SANFORD (AP) — A pink, lavender and blue floral blouse was a favorite garment of Vada Travis, often captured wearing it in family photos dating back decades.

“It was a favorite shirt,” said Jennifer Travis, Vada’s daughter-in-law. “Everyone could recognize it. . We have numerous photographs of her in that blouse.”


As Vada grew older and continued her fight with dementia, she came to live with Jennifer and her husband, Tom, and three children Sarah, Rebekah and Joshua, assisted by Liberty HomeCare & Hospice, before passing away this summer at the age of 90.

“Caring for her was challenging and (the children) came along side me to care for her,” Jennifer said. “We grew closer as a family. Having her in our home was such a blessing.”

After Vada’s death, Jennifer was approached by Liberty Bereavement Coordinator Nicole Kirk who explained a Liberty program which has left its mark on dozens of families across Central Carolina and would make a profound impact on their family.
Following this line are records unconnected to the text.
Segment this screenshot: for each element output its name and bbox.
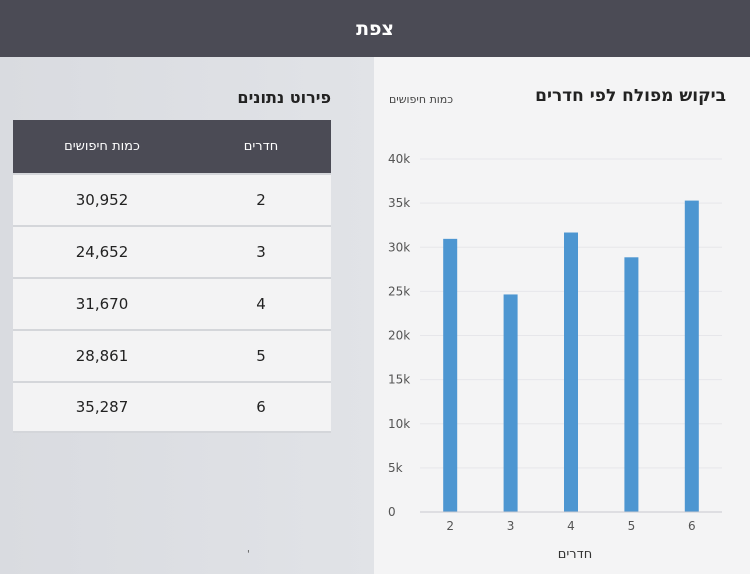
table-title: פירוט נתונים bbox=[237, 88, 331, 107]
cell-rooms: 6 bbox=[256, 398, 266, 416]
chart-grid bbox=[420, 158, 722, 469]
cell-searches: 31,670 bbox=[75, 295, 129, 313]
chart-title: ביקוש מפולח לפי חדרים bbox=[535, 86, 726, 106]
table-row: 4 31,670 bbox=[13, 277, 331, 329]
header-searches: כמות חיפושים bbox=[64, 139, 140, 154]
bar-5 bbox=[624, 257, 639, 512]
x-tick-label: 4 bbox=[567, 519, 575, 533]
y-axis-ticks: 0 5k 10k 15k 20k 25k 30k 35k 40k bbox=[388, 152, 410, 519]
x-tick-label: 3 bbox=[507, 519, 515, 533]
bar-chart: 0 5k 10k 15k 20k 25k 30k 35k 40k 2 3 4 5 6 חדרים bbox=[388, 152, 722, 562]
x-tick-label: 2 bbox=[446, 519, 454, 533]
x-axis-label: חדרים bbox=[558, 547, 592, 562]
cell-searches: 35,287 bbox=[75, 398, 129, 416]
bar-3 bbox=[503, 294, 518, 512]
x-axis-ticks: 2 3 4 5 6 bbox=[446, 519, 695, 533]
x-tick-label: 6 bbox=[688, 519, 696, 533]
y-tick-label: 20k bbox=[388, 329, 410, 343]
app-header: צפת bbox=[0, 0, 750, 57]
chart-bars bbox=[443, 200, 699, 512]
cell-rooms: 2 bbox=[256, 191, 266, 209]
cell-rooms: 5 bbox=[256, 347, 266, 365]
table-row: 2 30,952 bbox=[13, 173, 331, 225]
bar-2 bbox=[443, 238, 458, 512]
data-table: חדרים כמות חיפושים 2 30,952 3 24,652 4 3… bbox=[13, 120, 331, 433]
chart-legend: כמות חיפושים bbox=[389, 93, 454, 106]
cell-searches: 30,952 bbox=[75, 191, 129, 209]
y-tick-label: 10k bbox=[388, 417, 410, 431]
chart-panel: ביקוש מפולח לפי חדרים כמות חיפושים 0 5k 10… bbox=[374, 57, 750, 574]
y-tick-label: 40k bbox=[388, 152, 410, 166]
y-tick-label: 30k bbox=[388, 240, 410, 254]
cell-rooms: 3 bbox=[256, 243, 266, 261]
y-tick-label: 25k bbox=[388, 284, 410, 298]
x-tick-label: 5 bbox=[628, 519, 636, 533]
cell-searches: 28,861 bbox=[75, 347, 129, 365]
bar-6 bbox=[684, 200, 699, 512]
table-row: 3 24,652 bbox=[13, 225, 331, 277]
footer-mark: ' bbox=[247, 549, 250, 560]
y-tick-label: 15k bbox=[388, 373, 410, 387]
details-panel: פירוט נתונים חדרים כמות חיפושים 2 30,952… bbox=[0, 57, 374, 574]
cell-rooms: 4 bbox=[256, 295, 266, 313]
city-title: צפת bbox=[356, 17, 394, 40]
header-rooms: חדרים bbox=[243, 139, 279, 154]
cell-searches: 24,652 bbox=[75, 243, 129, 261]
table-row: 5 28,861 bbox=[13, 329, 331, 381]
table-row: 6 35,287 bbox=[13, 381, 331, 433]
y-tick-label: 35k bbox=[388, 196, 410, 210]
bar-4 bbox=[564, 232, 578, 512]
y-tick-label: 5k bbox=[388, 461, 403, 475]
table-header-row: חדרים כמות חיפושים bbox=[13, 120, 331, 173]
y-tick-label: 0 bbox=[388, 505, 396, 519]
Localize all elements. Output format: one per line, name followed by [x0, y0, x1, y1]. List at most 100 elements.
All she’d need is Vada’s pink blouse.

A local volunteer, Betty Talbert, would make stuffed bears — made from the cloth of the blouse — for her three children as a way to remember their grandmother.
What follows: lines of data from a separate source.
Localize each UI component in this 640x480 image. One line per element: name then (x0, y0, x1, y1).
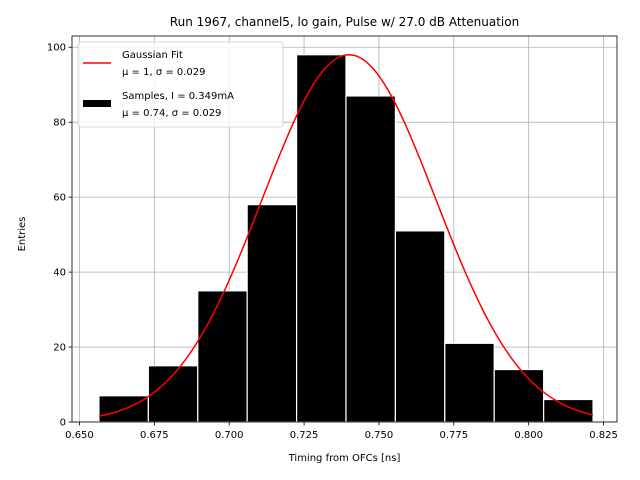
chart-title: Run 1967, channel5, lo gain, Pulse w/ 27… (170, 15, 519, 29)
histogram-bar (543, 398, 594, 423)
histogram-bars (98, 54, 594, 423)
legend-label: Samples, I = 0.349mA (122, 91, 234, 102)
legend: Gaussian Fit μ = 1, σ = 0.029 Samples, I =… (77, 41, 284, 128)
x-tick-label: 0.700 (215, 430, 244, 441)
histogram-bar (246, 204, 298, 423)
x-axis-ticks: 0.650 0.675 0.700 0.725 0.750 0.775 0.800 0.825 (65, 422, 618, 441)
histogram-bar (444, 342, 495, 423)
gaussian-fit-curve (98, 53, 594, 417)
plot-frame (71, 35, 618, 423)
y-axis-label: Entries (17, 217, 28, 252)
x-axis-label: Timing from OFCs [ns] (288, 453, 401, 464)
y-tick-label: 60 (53, 193, 66, 204)
histogram-bar (295, 54, 347, 423)
legend-label: μ = 1, σ = 0.029 (122, 67, 206, 78)
x-tick-label: 0.825 (589, 430, 618, 441)
x-tick-label: 0.800 (514, 430, 543, 441)
legend-patch-swatch (83, 100, 111, 107)
y-tick-label: 100 (47, 43, 66, 54)
legend-label: μ = 0.74, σ = 0.029 (122, 108, 221, 119)
y-tick-label: 0 (60, 418, 66, 429)
legend-label: Gaussian Fit (122, 50, 183, 61)
y-tick-label: 40 (53, 268, 66, 279)
gaussian-fit-curve-group (98, 53, 594, 417)
y-tick-label: 80 (53, 118, 66, 129)
legend-box (77, 41, 284, 128)
histogram-bar (345, 95, 397, 423)
x-tick-label: 0.675 (140, 430, 169, 441)
y-axis-ticks: 0 20 40 60 80 100 (47, 43, 72, 429)
histogram-bar (493, 368, 545, 423)
histogram-bar (394, 230, 446, 423)
x-tick-label: 0.725 (290, 430, 319, 441)
x-tick-label: 0.650 (65, 430, 94, 441)
x-tick-label: 0.750 (365, 430, 394, 441)
y-tick-label: 20 (53, 343, 66, 354)
histogram-bar (197, 290, 248, 423)
x-tick-label: 0.775 (439, 430, 468, 441)
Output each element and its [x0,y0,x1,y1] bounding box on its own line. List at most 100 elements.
“(Kirk) recognized how close the kids were to their grandmother,” Jennifer said. “The bears were very precious for my children.”

The Travis family is not alone in receiving memory bears from Liberty, which began this program in 2006. There have been nearly 100 bears made for loved ones this calendar year, according to Talbert. The bears are almost always made from an article of clothing the deceased person wore frequently or was fond of.

“It was a way for a family to preserve the memories of a loved one,” Kirk said. “And to have something tangible.”

The families are sometimes shocked by the idea but then very thankful, she said.

“Children, especially young children, tend to hold onto their bears and people usually have a place in the house for the bear,” Kirk said. “Either a memorial location or on a bed.”

Rebekah and Sarah Travis have taken their “granny bears” to college, displaying them on their desk or a shelf, and Joshua keeps his in his room, Jennifer said.

“I just can’t say thank you enough for giving my children these memory bears,” she said. “They are very personal and something they remember seeing in her. It’s such a sweet person who takes their time and does this.”

Talbert’s granddaughter, Shannon, began the bear-making process with Talbert continuing the tradition today. She usually makes anywhere from 20 to 30 bears a month for people, free of charge.

“I love to create quilts,” she said. “I have a love for sewing, and I enjoy doing it because it fulfills my need as a volunteer. I feel like it is doing good so it makes me feel good.”